In other words, parity prices should not be interpreted as “just fair prices for farmers.” Downstream, parity prices like 13 dollars per bushel for corn and over 30 dollars per bushel for soybeans will change dramatically how corn and soybeans are used. CAFO livestock production will no longer be profitable with the sole purpose of extracting wealth from our people and the land to insure profits for anonymously owned corporations. Only limited quantities of biofuels to address motor car pollution will be produced from grain outside of quotas on suitable land. Small grains will provide feed and bedding for more humane animal husbandry.

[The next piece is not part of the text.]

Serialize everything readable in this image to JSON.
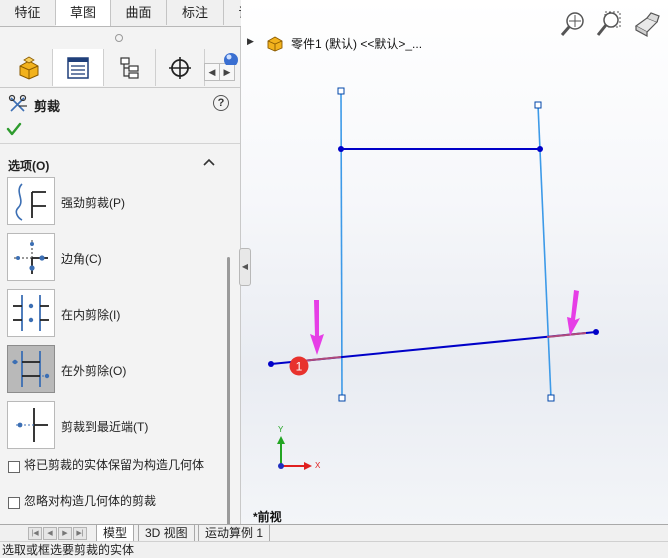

Parity—for the Benefit of Farmers, Society, and Future Generations

With parity pricing and supply management, every farmer, big and small, will no longer be producing more and more for less and less. As Jesse Jackson once said, “The best urban policy starts with the best rural policy.” A parity system will be restoring balance and economic opportunity to rural economies, while communities can democratically guide the new small business infrastructure. The livestock opportunities opened by availability of land for hay and pasture will appeal to young people wanting to get into agriculture. The few farmers we have today can take the lead in supporting our political efforts and provide firsthand knowledge of farming to newcomers not available in books or slick agribusiness propaganda. A society dedicated to parity and not disparity will inspire new healthy human and ecological relationships for generations to come.